NASA’s Mars Simulation Base To Welcome Its First Inhabitants To Live For A Year
By Nicole Rodrigues, 23 Apr 2023
Living on Mars is tricky business, and preparing to tackle life on the Red Planet is vital to ensuring safety. However, with no current way to even visit the planet, NASA has recreated its conditions here on Earth in a simulation base that will have future astronauts prepped and ready for life out in the cosmos.
The 3D-printed 1,700-square-foot compound is in a warehouse at the agency’s Johnson Space Center and will be home to four participants for a year. While it might seem cool to pretend to live on Mars for that long, none of the occupants will be able to leave the project early. So here’s to hoping they all get along with each other.

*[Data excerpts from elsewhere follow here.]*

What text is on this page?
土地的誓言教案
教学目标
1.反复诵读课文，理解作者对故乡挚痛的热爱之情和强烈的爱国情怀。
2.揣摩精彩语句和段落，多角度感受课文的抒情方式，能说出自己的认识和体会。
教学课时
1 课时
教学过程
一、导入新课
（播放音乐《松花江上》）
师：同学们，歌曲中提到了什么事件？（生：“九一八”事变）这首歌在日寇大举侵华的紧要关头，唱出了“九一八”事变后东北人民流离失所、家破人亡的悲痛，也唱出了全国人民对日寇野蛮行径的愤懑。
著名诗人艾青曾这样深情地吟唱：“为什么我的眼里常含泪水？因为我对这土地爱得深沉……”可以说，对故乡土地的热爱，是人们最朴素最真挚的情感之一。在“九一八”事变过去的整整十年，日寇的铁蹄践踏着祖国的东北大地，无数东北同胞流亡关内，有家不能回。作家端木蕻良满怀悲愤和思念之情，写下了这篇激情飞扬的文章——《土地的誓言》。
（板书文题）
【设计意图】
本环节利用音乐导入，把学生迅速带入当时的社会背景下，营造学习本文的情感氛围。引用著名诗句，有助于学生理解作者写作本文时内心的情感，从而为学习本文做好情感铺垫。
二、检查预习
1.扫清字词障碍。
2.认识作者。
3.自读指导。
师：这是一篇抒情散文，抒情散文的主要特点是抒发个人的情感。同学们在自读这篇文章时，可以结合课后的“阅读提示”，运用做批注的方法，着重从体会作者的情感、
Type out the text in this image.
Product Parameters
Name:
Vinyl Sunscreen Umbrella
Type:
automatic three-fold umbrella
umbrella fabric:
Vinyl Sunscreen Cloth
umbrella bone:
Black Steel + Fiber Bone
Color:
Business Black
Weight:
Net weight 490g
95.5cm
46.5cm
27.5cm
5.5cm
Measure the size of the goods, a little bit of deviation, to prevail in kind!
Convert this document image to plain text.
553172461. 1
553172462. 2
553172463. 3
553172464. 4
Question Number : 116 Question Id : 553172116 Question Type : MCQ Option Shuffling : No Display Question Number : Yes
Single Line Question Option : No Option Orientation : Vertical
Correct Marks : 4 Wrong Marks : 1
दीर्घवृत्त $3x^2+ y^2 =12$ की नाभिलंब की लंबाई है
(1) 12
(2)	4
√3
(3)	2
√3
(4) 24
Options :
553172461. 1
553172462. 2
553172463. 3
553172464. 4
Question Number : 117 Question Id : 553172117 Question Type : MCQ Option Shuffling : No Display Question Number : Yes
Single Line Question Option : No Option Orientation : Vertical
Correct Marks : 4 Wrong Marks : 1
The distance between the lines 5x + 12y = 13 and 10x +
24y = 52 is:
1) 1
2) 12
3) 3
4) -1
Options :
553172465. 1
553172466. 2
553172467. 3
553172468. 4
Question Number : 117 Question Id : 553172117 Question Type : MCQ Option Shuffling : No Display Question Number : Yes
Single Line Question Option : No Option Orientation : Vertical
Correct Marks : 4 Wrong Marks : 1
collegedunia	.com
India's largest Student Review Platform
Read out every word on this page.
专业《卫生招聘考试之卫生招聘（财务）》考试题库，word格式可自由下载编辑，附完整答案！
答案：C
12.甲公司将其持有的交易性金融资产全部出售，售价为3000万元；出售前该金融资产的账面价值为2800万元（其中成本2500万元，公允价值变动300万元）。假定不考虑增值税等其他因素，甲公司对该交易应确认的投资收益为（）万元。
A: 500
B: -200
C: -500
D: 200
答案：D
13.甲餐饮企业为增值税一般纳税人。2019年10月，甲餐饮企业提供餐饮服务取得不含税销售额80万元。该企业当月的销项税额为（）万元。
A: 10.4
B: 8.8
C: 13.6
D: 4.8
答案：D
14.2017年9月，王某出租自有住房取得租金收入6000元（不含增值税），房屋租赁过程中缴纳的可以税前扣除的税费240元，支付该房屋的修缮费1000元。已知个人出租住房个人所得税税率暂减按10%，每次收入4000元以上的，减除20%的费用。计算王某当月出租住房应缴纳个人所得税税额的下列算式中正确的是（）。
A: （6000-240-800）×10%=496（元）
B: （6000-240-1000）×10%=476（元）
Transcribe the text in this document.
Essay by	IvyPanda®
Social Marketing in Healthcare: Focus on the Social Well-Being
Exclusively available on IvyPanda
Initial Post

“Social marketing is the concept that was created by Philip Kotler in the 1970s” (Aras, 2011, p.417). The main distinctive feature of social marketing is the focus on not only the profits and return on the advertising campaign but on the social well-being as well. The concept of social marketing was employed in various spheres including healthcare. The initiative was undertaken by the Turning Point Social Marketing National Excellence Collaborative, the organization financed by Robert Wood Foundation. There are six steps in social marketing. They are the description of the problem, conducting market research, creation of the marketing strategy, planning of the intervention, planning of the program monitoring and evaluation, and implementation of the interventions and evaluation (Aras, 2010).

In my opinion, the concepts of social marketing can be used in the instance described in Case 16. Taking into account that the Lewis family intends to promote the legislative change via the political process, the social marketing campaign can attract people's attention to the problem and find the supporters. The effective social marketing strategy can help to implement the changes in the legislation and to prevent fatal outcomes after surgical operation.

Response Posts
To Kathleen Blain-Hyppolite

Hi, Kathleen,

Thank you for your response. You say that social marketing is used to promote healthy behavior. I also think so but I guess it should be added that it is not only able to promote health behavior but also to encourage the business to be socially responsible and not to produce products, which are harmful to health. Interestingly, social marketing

The crew NASA has hand-picked are a biomedical scientist, a board-certified physician, an advanced practice nurse, and a structural engineer. In addition, two extra backup members have also been added to the roster, namely a senior aerospace engineer and a US Navy microbiologist.
All data collected from the team will go towards the first stage of the Crew Health and Performance Exploration Analog (CHAPEA), which focuses on how humans would survive on the Red Planet.
Given that not only Mars but space, in general, is not precisely filled with the comforts of living on Earth, the crew will be subjected to food and resource limitations, as well as other hurdles such as equipment failure and other “environmental stressors” to push them to their limits.
It might sound uncomfortable, but it is paramount that NASA explores every possible outcome to ensure that everyone is well prepared for the actual event. Though, that might not be for many years.
In addition to the realism, anytime any team wants to exit the habitat and into the wild mock-Mars “outdoors,” the crew members will have to put on a spacesuit and exit via an airlock.
Grace Douglas, the principal investigator of CHAPEA, says, “The simulation will allow us to collect cognitive and physical performance data to give us more insight into the potential impacts of long-duration missions to Mars on crew health and performance.”